It will help retirees out, but it will not help them get ahead.
Seniors got a little good news this fall. Next year, monthly Social Security income payments to retirees will increase by 2.0%. That will mean an extra $326 – roughly $27.40 a month – for the average Social Security recipient in 2018.
This is the largest cost-of-living adjustment (COLA) to Social Security benefits since 2012. In that year, retirees received 3.6% more in benefits than they had in 2011.
Unfortunately, the 2.0% increase may not make much of a difference.

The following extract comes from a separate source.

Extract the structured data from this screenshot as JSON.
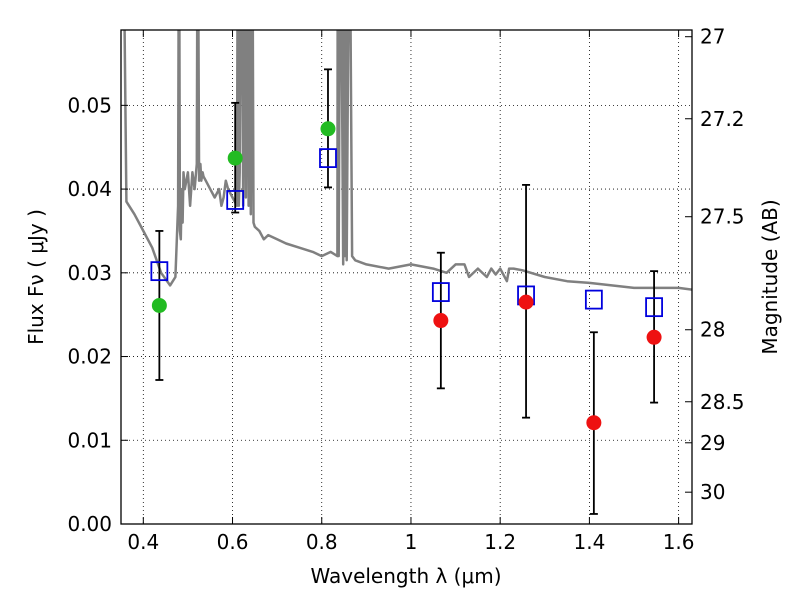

After all, the COLA does not constitute a gain on inflation, but merely a response to it.
The Senior Citizens League, an advocacy group for retirees, thinks that rising Medicare premiums could absorb the 2.0% COLA for 70% of Social Security beneficiaries. Whether that happens or not, some analysts think retirees deserve larger Social Security COLAs than the ones they receive.
The COLAs have constantly fallen short of rising housing costs and medical costs. In fact, yearly health care inflation exceeded annual Social Security COLAs in 33 of the 35 years ending in 2016.
Should the method for figuring the annual COLA be changed? Perhaps it should be, as other metrics can be used.
When the federal government figures out annual COLAs for Social Security, it references the annualized advance in the Consumer Price Index for Urban Wage Earners and Clerical Workers (CPI-W). Critics argue that the CPI-W is the wrong benchmark. They feel COLAs should be calculated using the Consumer Price Index for the Elderly (CPI-E). The CPI-E only tracks spending for households headed by those aged 62 or older.
Back in 2011, the Bureau of Labor Statistics scrutinized both the CPI-W and CPI-E. It determined that the CPI-E gave greater weight to rent and mortgage expenses and health care costs, but slightly less weight to education, food, entertainment, clothing, and transportation expenses. The CPI-E may, therefore, be a better measure of senior expenses – and if it is ever used as a yardstick to measure Social Security COLAs, those COLAs might be larger.
Given all this, why does the federal government keep using the CPI-W to figure out COLAs? The CPI-E, it turns out, has flaws of its own. It does not include any Medicare Part A expenses, and the larger COLAs it would potentially generate for retirees would also help to speed the drawdown of Social Security’s coffers.
A 2.0% raise may not be much, but it beats what happened in 2016 and 2017. The 2017 COLA was only 0.3%, and retirees went without any COLA the year before.